Things are starting to change though, through my crazy therapist, my loving wife, Lauren, and even my cat, Princess Coco. Now, I am aware of how little joy I have, and of how when I do get some, how quickly I try to kill it. Today I have a desire to experience more joy in my life. I want to know more about this feeling that seems to have escaped me in my life.
Last weekend I went to the Huge Theater in Minneapolis to teach a series of workshops and do a live episode of Improv Nerd. My guest was Jill Bernard, who along with Butch Roy and Nels Lennes, is truly doing missionary work by spreading the word of long form improv throughout the Twin Cities by operating a booming training center and theater that is running out of performance slots for improvisers.
Jill is also an amazing teacher and performer and one of the most joyful people I know. In fact, she specializes in teaching her students that “they are enough” through joy.
So, during Improv Nerd, I asked Jill, “How do you teach joy?” (The question was more for me than for her.)
She replied in her quirky, somewhat performance artist way, “I pretend I’m a jar of olives.”
The audience laughed, but I was confused. A jar of olives? People fly her all over the country and pay her all this money to teach improv and she is a jar of olives?
Instead of playing with the idea and joining in, like a good improviser, I needed to dissect it even more. “What do you mean?”
She explained that she is not any jar. She’s a skinny jar, with a narrow label, the kind of jar of olives that’s hard to find these days. My brain could not wrap itself around it. She politely pointed out that she could see why I had such hard time with joy.
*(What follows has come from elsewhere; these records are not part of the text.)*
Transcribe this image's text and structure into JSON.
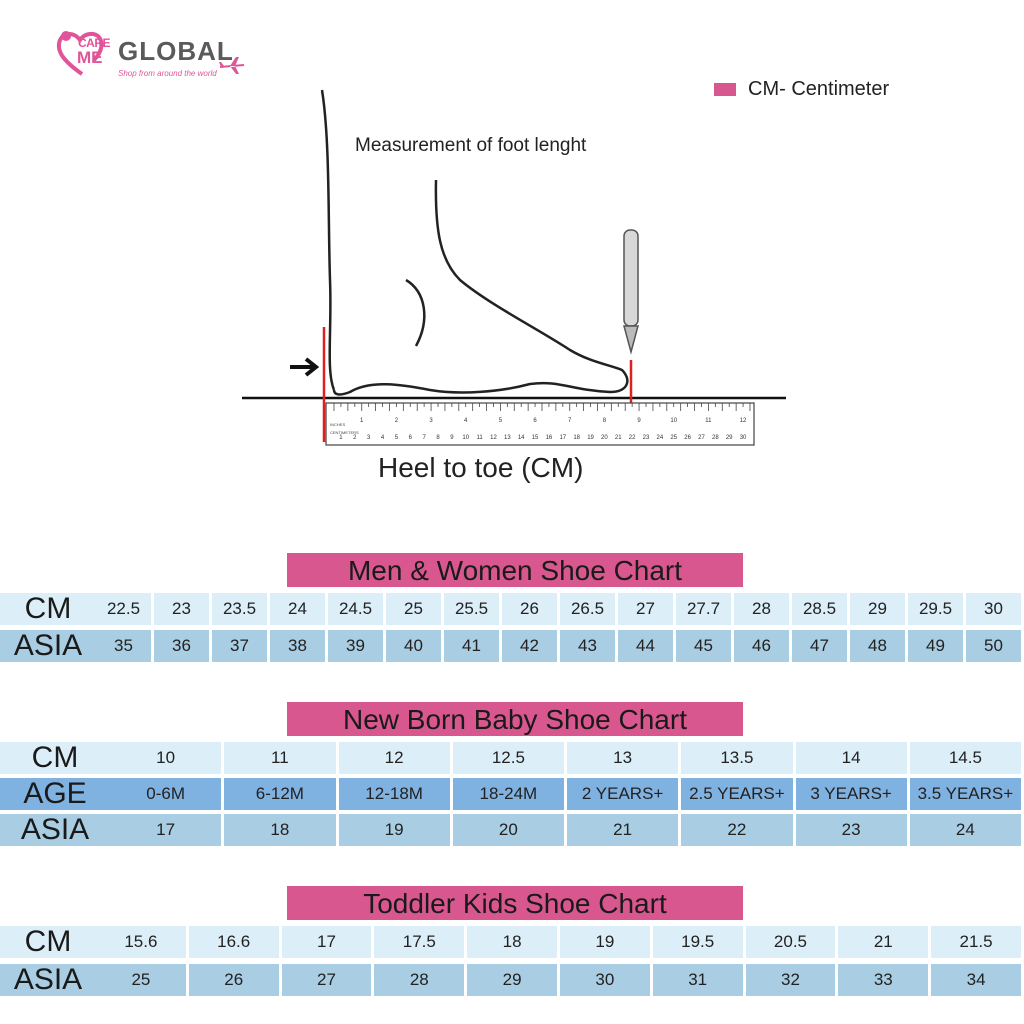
{
  "logo": {
    "care": "CARE",
    "me": "ME",
    "global": "GLOBAL",
    "tagline": "Shop from around the world"
  },
  "legend": {
    "label": "CM- Centimeter",
    "color": "#d9578f"
  },
  "diagram": {
    "top_caption": "Measurement of foot lenght",
    "bottom_caption": "Heel to toe (CM)",
    "ruler_inches_label": "INCHES",
    "ruler_cm_label": "CENTIMETERS",
    "inch_ticks": [
      "1",
      "2",
      "3",
      "4",
      "5",
      "6",
      "7",
      "8",
      "9",
      "10",
      "11",
      "12"
    ],
    "cm_ticks": [
      "1",
      "2",
      "3",
      "4",
      "5",
      "6",
      "7",
      "8",
      "9",
      "10",
      "11",
      "12",
      "13",
      "14",
      "15",
      "16",
      "17",
      "18",
      "19",
      "20",
      "21",
      "22",
      "23",
      "24",
      "25",
      "26",
      "27",
      "28",
      "29",
      "30"
    ]
  },
  "charts": {
    "men_women": {
      "title": "Men & Women Shoe Chart",
      "cm_label": "CM",
      "asia_label": "ASIA",
      "cm": [
        "22.5",
        "23",
        "23.5",
        "24",
        "24.5",
        "25",
        "25.5",
        "26",
        "26.5",
        "27",
        "27.7",
        "28",
        "28.5",
        "29",
        "29.5",
        "30"
      ],
      "asia": [
        "35",
        "36",
        "37",
        "38",
        "39",
        "40",
        "41",
        "42",
        "43",
        "44",
        "45",
        "46",
        "47",
        "48",
        "49",
        "50"
      ]
    },
    "baby": {
      "title": "New Born Baby Shoe Chart",
      "cm_label": "CM",
      "age_label": "AGE",
      "asia_label": "ASIA",
      "cm": [
        "10",
        "11",
        "12",
        "12.5",
        "13",
        "13.5",
        "14",
        "14.5"
      ],
      "age": [
        "0-6M",
        "6-12M",
        "12-18M",
        "18-24M",
        "2 YEARS+",
        "2.5 YEARS+",
        "3 YEARS+",
        "3.5 YEARS+"
      ],
      "asia": [
        "17",
        "18",
        "19",
        "20",
        "21",
        "22",
        "23",
        "24"
      ]
    },
    "toddler": {
      "title": "Toddler Kids Shoe Chart",
      "cm_label": "CM",
      "asia_label": "ASIA",
      "cm": [
        "15.6",
        "16.6",
        "17",
        "17.5",
        "18",
        "19",
        "19.5",
        "20.5",
        "21",
        "21.5"
      ],
      "asia": [
        "25",
        "26",
        "27",
        "28",
        "29",
        "30",
        "31",
        "32",
        "33",
        "34"
      ]
    }
  },
  "colors": {
    "accent_pink": "#d9578f",
    "row_light": "#dceef8",
    "row_mid": "#a9cde3",
    "row_blue": "#7fb1e1"
  }
}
Clearly, I was missing an opportunity to experience joy here, and I was obviously getting more enjoyment out of killing other people’s joy than creating my own.
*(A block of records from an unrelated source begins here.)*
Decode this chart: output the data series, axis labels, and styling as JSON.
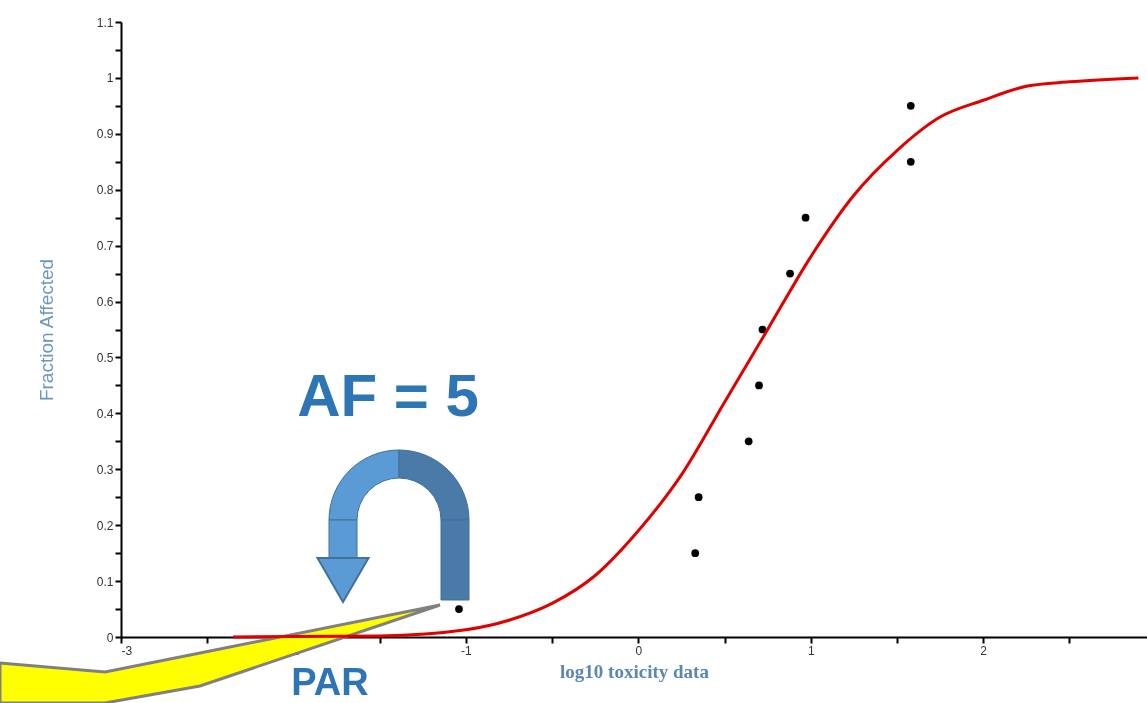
{
  "chart_data": {
    "type": "scatter",
    "xlabel": "log10 toxicity data",
    "ylabel": "Fraction Affected",
    "xlim": [
      -3,
      2.95
    ],
    "ylim": [
      0,
      1.1
    ],
    "xticks": [
      -3,
      {
        "value": -2.5,
        "label": null
      },
      -2,
      {
        "value": -1.5,
        "label": null
      },
      -1,
      {
        "value": -0.5,
        "label": null
      },
      0,
      {
        "value": 0.5,
        "label": null
      },
      1,
      {
        "value": 1.5,
        "label": null
      },
      2,
      {
        "value": 2.5,
        "label": null
      }
    ],
    "yticks": [
      0,
      {
        "value": 0.05,
        "label": null
      },
      0.1,
      {
        "value": 0.15,
        "label": null
      },
      0.2,
      {
        "value": 0.25,
        "label": null
      },
      0.3,
      {
        "value": 0.35,
        "label": null
      },
      0.4,
      {
        "value": 0.45,
        "label": null
      },
      0.5,
      {
        "value": 0.55,
        "label": null
      },
      0.6,
      {
        "value": 0.65,
        "label": null
      },
      0.7,
      {
        "value": 0.75,
        "label": null
      },
      0.8,
      {
        "value": 0.85,
        "label": null
      },
      0.9,
      {
        "value": 0.95,
        "label": null
      },
      1,
      {
        "value": 1.05,
        "label": null
      },
      1.1
    ],
    "grid": false,
    "marker": "circle",
    "series": [
      {
        "type": "scatter",
        "color": "#000000",
        "x": [
          -1.04,
          0.33,
          0.35,
          0.64,
          0.7,
          0.72,
          0.88,
          0.97,
          1.58,
          1.58
        ],
        "values": [
          0.05,
          0.15,
          0.25,
          0.35,
          0.45,
          0.55,
          0.65,
          0.75,
          0.85,
          0.95
        ]
      },
      {
        "type": "line",
        "color": "#e00000",
        "marker": "none",
        "x": [
          -2.35,
          -1.5,
          -1,
          -0.75,
          -0.5,
          -0.25,
          0,
          0.25,
          0.5,
          0.75,
          1,
          1.25,
          1.5,
          1.75,
          2,
          2.25,
          2.5,
          2.9
        ],
        "values": [
          0,
          0.002,
          0.013,
          0.03,
          0.06,
          0.11,
          0.19,
          0.29,
          0.42,
          0.55,
          0.68,
          0.79,
          0.87,
          0.93,
          0.96,
          0.985,
          0.993,
          1
        ]
      }
    ],
    "annotations": [
      "AF = 5",
      "PAR"
    ]
  }
}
As she continued to describe the jar of olives in greater detail, I got lost and realized I had no answer to my question and that I needed to move on. Or maybe I had the answer I just did not understand it.
It did not hit me until 48 hours later what she meant. That a jar of olives was getting all this money to teach a workshop. That a jar of olives was flown to Argentina to teach a workshop. That if you really believe you are a jar of olives, how can you take yourself so seriously?
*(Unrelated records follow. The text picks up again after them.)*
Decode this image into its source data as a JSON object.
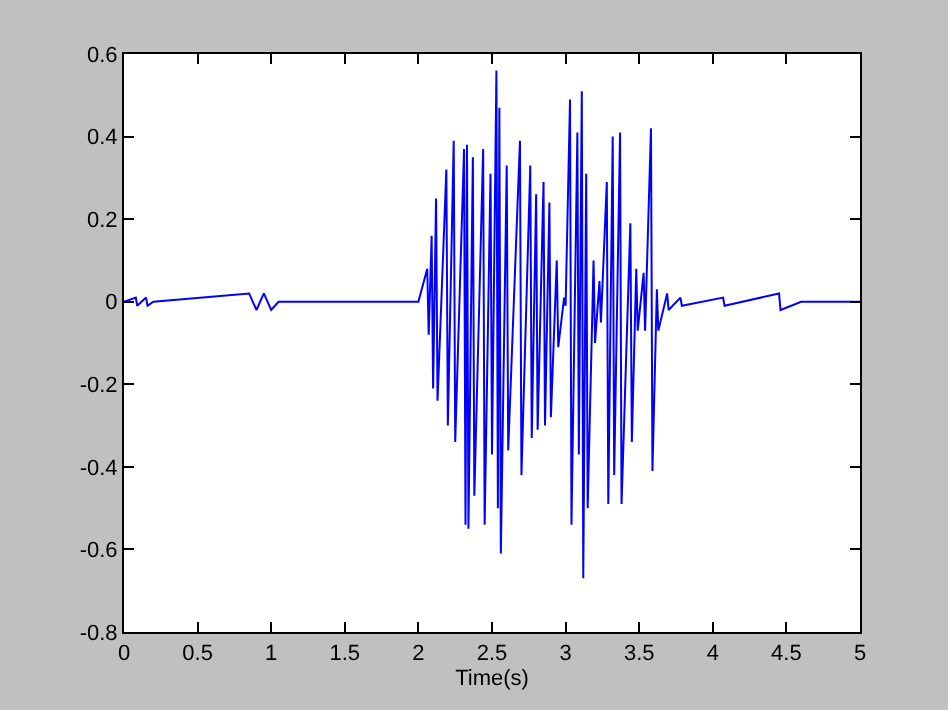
{
  "chart_data": {
    "type": "line",
    "xlabel": "Time(s)",
    "x": [
      0,
      0.08,
      0.09,
      0.15,
      0.16,
      0.2,
      0.85,
      0.9,
      0.95,
      1.0,
      1.05,
      2.0,
      2.06,
      2.07,
      2.09,
      2.1,
      2.12,
      2.13,
      2.19,
      2.2,
      2.24,
      2.25,
      2.31,
      2.32,
      2.33,
      2.34,
      2.37,
      2.38,
      2.44,
      2.45,
      2.49,
      2.5,
      2.53,
      2.54,
      2.55,
      2.56,
      2.6,
      2.61,
      2.69,
      2.7,
      2.76,
      2.77,
      2.8,
      2.81,
      2.85,
      2.86,
      2.89,
      2.9,
      2.94,
      2.95,
      2.99,
      3.0,
      3.03,
      3.04,
      3.08,
      3.09,
      3.11,
      3.12,
      3.14,
      3.15,
      3.19,
      3.2,
      3.23,
      3.24,
      3.28,
      3.29,
      3.32,
      3.33,
      3.37,
      3.38,
      3.44,
      3.45,
      3.48,
      3.49,
      3.53,
      3.54,
      3.58,
      3.59,
      3.62,
      3.63,
      3.69,
      3.7,
      3.78,
      3.79,
      4.07,
      4.08,
      4.45,
      4.46,
      4.6,
      5
    ],
    "series": [
      {
        "color": "#0000ff",
        "values": [
          0,
          0.01,
          -0.01,
          0.01,
          -0.01,
          0,
          0.02,
          -0.02,
          0.02,
          -0.02,
          0,
          0,
          0.08,
          -0.08,
          0.16,
          -0.21,
          0.25,
          -0.24,
          0.32,
          -0.3,
          0.39,
          -0.34,
          0.37,
          -0.54,
          0.38,
          -0.55,
          0.35,
          -0.47,
          0.37,
          -0.54,
          0.31,
          -0.37,
          0.56,
          -0.5,
          0.47,
          -0.61,
          0.33,
          -0.36,
          0.39,
          -0.42,
          0.33,
          -0.33,
          0.26,
          -0.31,
          0.29,
          -0.3,
          0.24,
          -0.28,
          0.1,
          -0.11,
          0.01,
          -0.01,
          0.49,
          -0.54,
          0.41,
          -0.37,
          0.51,
          -0.67,
          0.31,
          -0.5,
          0.1,
          -0.1,
          0.05,
          -0.05,
          0.29,
          -0.49,
          0.4,
          -0.42,
          0.41,
          -0.49,
          0.19,
          -0.34,
          0.08,
          -0.07,
          0.07,
          -0.07,
          0.42,
          -0.41,
          0.03,
          -0.07,
          0.02,
          -0.02,
          0.01,
          -0.01,
          0.01,
          -0.01,
          0.02,
          -0.02,
          0,
          0
        ]
      }
    ],
    "xlim": [
      0,
      5
    ],
    "xticks": [
      0,
      0.5,
      1,
      1.5,
      2,
      2.5,
      3,
      3.5,
      4,
      4.5,
      5
    ],
    "ylim": [
      -0.8,
      0.6
    ],
    "yticks": [
      -0.8,
      -0.6,
      -0.4,
      -0.2,
      0,
      0.2,
      0.4,
      0.6
    ],
    "grid": false,
    "marker": "none",
    "line_style": "solid"
  }
}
This made sense to me, because I know that many improvisers, me included, take improv way too seriously, so seriously that they are strangling the joy, choking it to death.
And improv is not life and death, though I am one of those people who makes it that way on stage and especially in the classroom, because that is how I live my life. Improv is just joy. Audiences come to watch our shows to see that joy on stage, and if they are smart enough, they eventually take classes in improv to experience that joy.
Even though I have been improvising and teaching for a long time, I keep forgetting this. The good news is today, I am willing to admit that this is something I need to work on, desperately, not only on stage and in my classroom but in all areas of my life. How do you bring joy to improv? I’d love your ideas.